Il presidente della FIFA Gianni Infantino spera seriamente che la partita d'apertura di una nuova competizione calcistica under-15 sia Israele contro Palestina. La competizione è stata annunciata lo scorso dicembre e dovrebbe svolgersi a settembre 2026 negli Stati Uniti, anche se non ha ancora date precise, sede (si vocifera di Miami) o nemmeno nome, oltre a essere descritta come "tornei in stile festival".

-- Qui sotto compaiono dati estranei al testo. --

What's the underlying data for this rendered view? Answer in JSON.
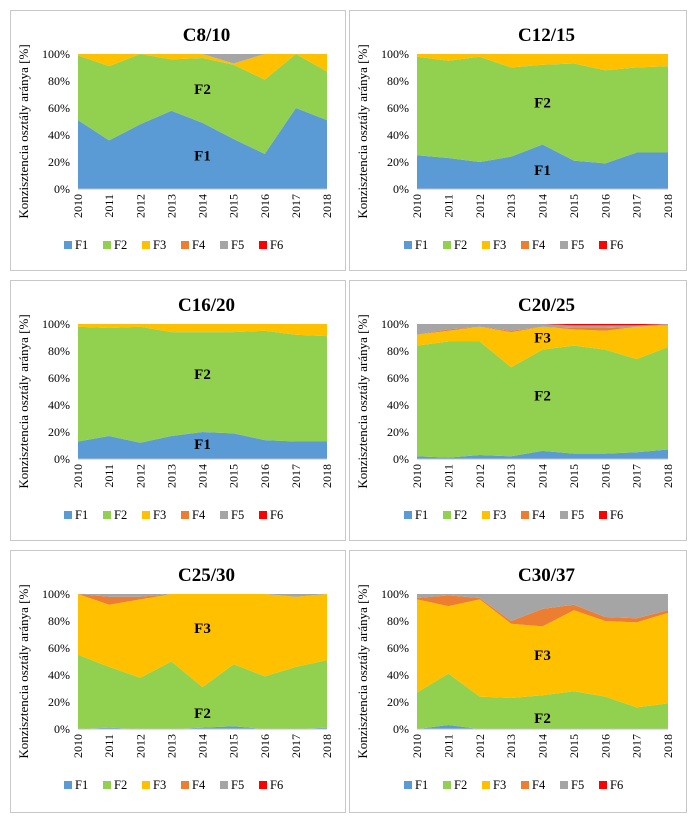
{
  "axis": {
    "ylabel": "Konzisztencia osztály aránya [%]",
    "yticks": [
      "0%",
      "20%",
      "40%",
      "60%",
      "80%",
      "100%"
    ],
    "years": [
      "2010",
      "2011",
      "2012",
      "2013",
      "2014",
      "2015",
      "2016",
      "2017",
      "2018"
    ]
  },
  "legend": [
    "F1",
    "F2",
    "F3",
    "F4",
    "F5",
    "F6"
  ],
  "colors": {
    "F1": "#5b9bd5",
    "F2": "#92d050",
    "F3": "#ffc000",
    "F4": "#ed7d31",
    "F5": "#a5a5a5",
    "F6": "#ff0000"
  },
  "chart_data": [
    {
      "type": "area",
      "stacked": true,
      "title": "C8/10",
      "x": [
        "2010",
        "2011",
        "2012",
        "2013",
        "2014",
        "2015",
        "2016",
        "2017",
        "2018"
      ],
      "ylim": [
        0,
        100
      ],
      "annotations": [
        "F2",
        "F1"
      ],
      "series": [
        {
          "name": "F1",
          "values": [
            51,
            36,
            48,
            58,
            49,
            37,
            26,
            60,
            51
          ]
        },
        {
          "name": "F2",
          "values": [
            48,
            55,
            52,
            38,
            48,
            55,
            55,
            40,
            36
          ]
        },
        {
          "name": "F3",
          "values": [
            1,
            9,
            0,
            4,
            3,
            1,
            19,
            0,
            13
          ]
        },
        {
          "name": "F4",
          "values": [
            0,
            0,
            0,
            0,
            0,
            0,
            0,
            0,
            0
          ]
        },
        {
          "name": "F5",
          "values": [
            0,
            0,
            0,
            0,
            0,
            7,
            0,
            0,
            0
          ]
        },
        {
          "name": "F6",
          "values": [
            0,
            0,
            0,
            0,
            0,
            0,
            0,
            0,
            0
          ]
        }
      ]
    },
    {
      "type": "area",
      "stacked": true,
      "title": "C12/15",
      "x": [
        "2010",
        "2011",
        "2012",
        "2013",
        "2014",
        "2015",
        "2016",
        "2017",
        "2018"
      ],
      "ylim": [
        0,
        100
      ],
      "annotations": [
        "F2",
        "F1"
      ],
      "series": [
        {
          "name": "F1",
          "values": [
            25,
            23,
            20,
            24,
            33,
            21,
            19,
            27,
            27
          ]
        },
        {
          "name": "F2",
          "values": [
            73,
            72,
            78,
            66,
            59,
            72,
            69,
            63,
            64
          ]
        },
        {
          "name": "F3",
          "values": [
            2,
            5,
            2,
            10,
            8,
            7,
            12,
            10,
            9
          ]
        },
        {
          "name": "F4",
          "values": [
            0,
            0,
            0,
            0,
            0,
            0,
            0,
            0,
            0
          ]
        },
        {
          "name": "F5",
          "values": [
            0,
            0,
            0,
            0,
            0,
            0,
            0,
            0,
            0
          ]
        },
        {
          "name": "F6",
          "values": [
            0,
            0,
            0,
            0,
            0,
            0,
            0,
            0,
            0
          ]
        }
      ]
    },
    {
      "type": "area",
      "stacked": true,
      "title": "C16/20",
      "x": [
        "2010",
        "2011",
        "2012",
        "2013",
        "2014",
        "2015",
        "2016",
        "2017",
        "2018"
      ],
      "ylim": [
        0,
        100
      ],
      "annotations": [
        "F2",
        "F1"
      ],
      "series": [
        {
          "name": "F1",
          "values": [
            13,
            17,
            12,
            17,
            20,
            19,
            14,
            13,
            13
          ]
        },
        {
          "name": "F2",
          "values": [
            85,
            80,
            86,
            77,
            74,
            75,
            81,
            79,
            78
          ]
        },
        {
          "name": "F3",
          "values": [
            2,
            3,
            2,
            6,
            6,
            6,
            5,
            8,
            9
          ]
        },
        {
          "name": "F4",
          "values": [
            0,
            0,
            0,
            0,
            0,
            0,
            0,
            0,
            0
          ]
        },
        {
          "name": "F5",
          "values": [
            0,
            0,
            0,
            0,
            0,
            0,
            0,
            0,
            0
          ]
        },
        {
          "name": "F6",
          "values": [
            0,
            0,
            0,
            0,
            0,
            0,
            0,
            0,
            0
          ]
        }
      ]
    },
    {
      "type": "area",
      "stacked": true,
      "title": "C20/25",
      "x": [
        "2010",
        "2011",
        "2012",
        "2013",
        "2014",
        "2015",
        "2016",
        "2017",
        "2018"
      ],
      "ylim": [
        0,
        100
      ],
      "annotations": [
        "F3",
        "F2"
      ],
      "series": [
        {
          "name": "F1",
          "values": [
            2,
            1,
            3,
            2,
            6,
            4,
            4,
            5,
            7
          ]
        },
        {
          "name": "F2",
          "values": [
            82,
            86,
            84,
            66,
            75,
            80,
            77,
            69,
            76
          ]
        },
        {
          "name": "F3",
          "values": [
            8,
            8,
            11,
            26,
            17,
            12,
            14,
            24,
            16
          ]
        },
        {
          "name": "F4",
          "values": [
            0,
            1,
            0,
            1,
            0,
            1,
            2,
            0,
            0
          ]
        },
        {
          "name": "F5",
          "values": [
            8,
            4,
            2,
            5,
            2,
            2,
            2,
            1,
            1
          ]
        },
        {
          "name": "F6",
          "values": [
            0,
            0,
            0,
            0,
            0,
            1,
            1,
            1,
            0
          ]
        }
      ]
    },
    {
      "type": "area",
      "stacked": true,
      "title": "C25/30",
      "x": [
        "2010",
        "2011",
        "2012",
        "2013",
        "2014",
        "2015",
        "2016",
        "2017",
        "2018"
      ],
      "ylim": [
        0,
        100
      ],
      "annotations": [
        "F3",
        "F2"
      ],
      "series": [
        {
          "name": "F1",
          "values": [
            0,
            1,
            0,
            0,
            1,
            2,
            0,
            0,
            1
          ]
        },
        {
          "name": "F2",
          "values": [
            55,
            45,
            38,
            50,
            30,
            46,
            39,
            46,
            50
          ]
        },
        {
          "name": "F3",
          "values": [
            45,
            46,
            58,
            50,
            69,
            52,
            61,
            52,
            49
          ]
        },
        {
          "name": "F4",
          "values": [
            0,
            6,
            2,
            0,
            0,
            0,
            0,
            0,
            0
          ]
        },
        {
          "name": "F5",
          "values": [
            0,
            2,
            2,
            0,
            0,
            0,
            0,
            2,
            0
          ]
        },
        {
          "name": "F6",
          "values": [
            0,
            0,
            0,
            0,
            0,
            0,
            0,
            0,
            0
          ]
        }
      ]
    },
    {
      "type": "area",
      "stacked": true,
      "title": "C30/37",
      "x": [
        "2010",
        "2011",
        "2012",
        "2013",
        "2014",
        "2015",
        "2016",
        "2017",
        "2018"
      ],
      "ylim": [
        0,
        100
      ],
      "annotations": [
        "F3",
        "F2"
      ],
      "series": [
        {
          "name": "F1",
          "values": [
            0,
            3,
            0,
            0,
            0,
            0,
            0,
            0,
            0
          ]
        },
        {
          "name": "F2",
          "values": [
            27,
            38,
            24,
            23,
            25,
            28,
            24,
            16,
            19
          ]
        },
        {
          "name": "F3",
          "values": [
            69,
            50,
            72,
            55,
            51,
            60,
            56,
            63,
            67
          ]
        },
        {
          "name": "F4",
          "values": [
            1,
            8,
            1,
            2,
            13,
            4,
            3,
            3,
            2
          ]
        },
        {
          "name": "F5",
          "values": [
            3,
            1,
            3,
            20,
            11,
            8,
            17,
            18,
            12
          ]
        },
        {
          "name": "F6",
          "values": [
            0,
            0,
            0,
            0,
            0,
            0,
            0,
            0,
            0
          ]
        }
      ]
    }
  ]
}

Questi "festival calcistici" per ragazzi sotto i 15 anni (una seconda edizione nel 2027 vedrà ragazze sotto i 15 anni) sarebbero, a differenza della maggior parte delle altre competizioni FIFA, aperti a tutti i 211 membri FIFA, inclusa la Russia, che è stata vietata dall'inizio della guerra in Ucraina nel gennaio 2022. Sarebbero partite più brevi, giocate su campi più piccoli, con sette-nove giocatori per squadra.
Secondo fonti di The Athletic, la FIFA vuole che la partita d'apertura della competizione prevista per questa estate sia Israele contro Palestina, come segno di unione tra i due paesi.

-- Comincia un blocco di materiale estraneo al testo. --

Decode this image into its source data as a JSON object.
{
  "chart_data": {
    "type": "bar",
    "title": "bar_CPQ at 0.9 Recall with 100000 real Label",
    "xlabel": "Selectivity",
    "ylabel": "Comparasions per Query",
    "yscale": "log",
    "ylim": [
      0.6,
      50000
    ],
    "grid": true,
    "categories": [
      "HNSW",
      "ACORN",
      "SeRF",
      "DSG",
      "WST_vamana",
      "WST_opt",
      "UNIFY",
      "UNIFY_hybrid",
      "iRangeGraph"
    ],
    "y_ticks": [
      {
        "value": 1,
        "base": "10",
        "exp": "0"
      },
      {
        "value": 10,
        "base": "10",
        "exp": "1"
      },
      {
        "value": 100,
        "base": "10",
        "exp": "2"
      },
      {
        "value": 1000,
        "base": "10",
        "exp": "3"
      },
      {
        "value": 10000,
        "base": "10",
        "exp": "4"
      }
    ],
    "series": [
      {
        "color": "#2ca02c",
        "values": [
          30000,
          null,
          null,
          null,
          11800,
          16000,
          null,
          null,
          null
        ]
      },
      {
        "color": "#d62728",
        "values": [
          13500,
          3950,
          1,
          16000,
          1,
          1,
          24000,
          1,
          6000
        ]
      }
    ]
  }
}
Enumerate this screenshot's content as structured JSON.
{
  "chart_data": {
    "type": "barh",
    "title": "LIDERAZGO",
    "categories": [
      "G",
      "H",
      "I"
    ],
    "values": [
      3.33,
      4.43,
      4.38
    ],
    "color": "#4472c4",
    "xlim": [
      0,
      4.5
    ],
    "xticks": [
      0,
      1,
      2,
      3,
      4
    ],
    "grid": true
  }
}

Durante il congresso annuale della FIFA il 30 aprile, Infantino ha tentato, senza successo, di convincere i presidenti della Federazione calcistica palestinese, Jibril Rajoub, e della Federazione calcistica israeliana, Basim Sheikh Suliman, a stringersi la mano sul palco, ma entrambi si sono trovati a pochi passi di distanza. Nonostante i tentativi di Infantino di costruire ponti tra i due paesi, la sua vicinanza con Donald Trump, che ha finanziato e contribuito al crudele genocidio di Israele contro la Palestina, non inganna nessuno.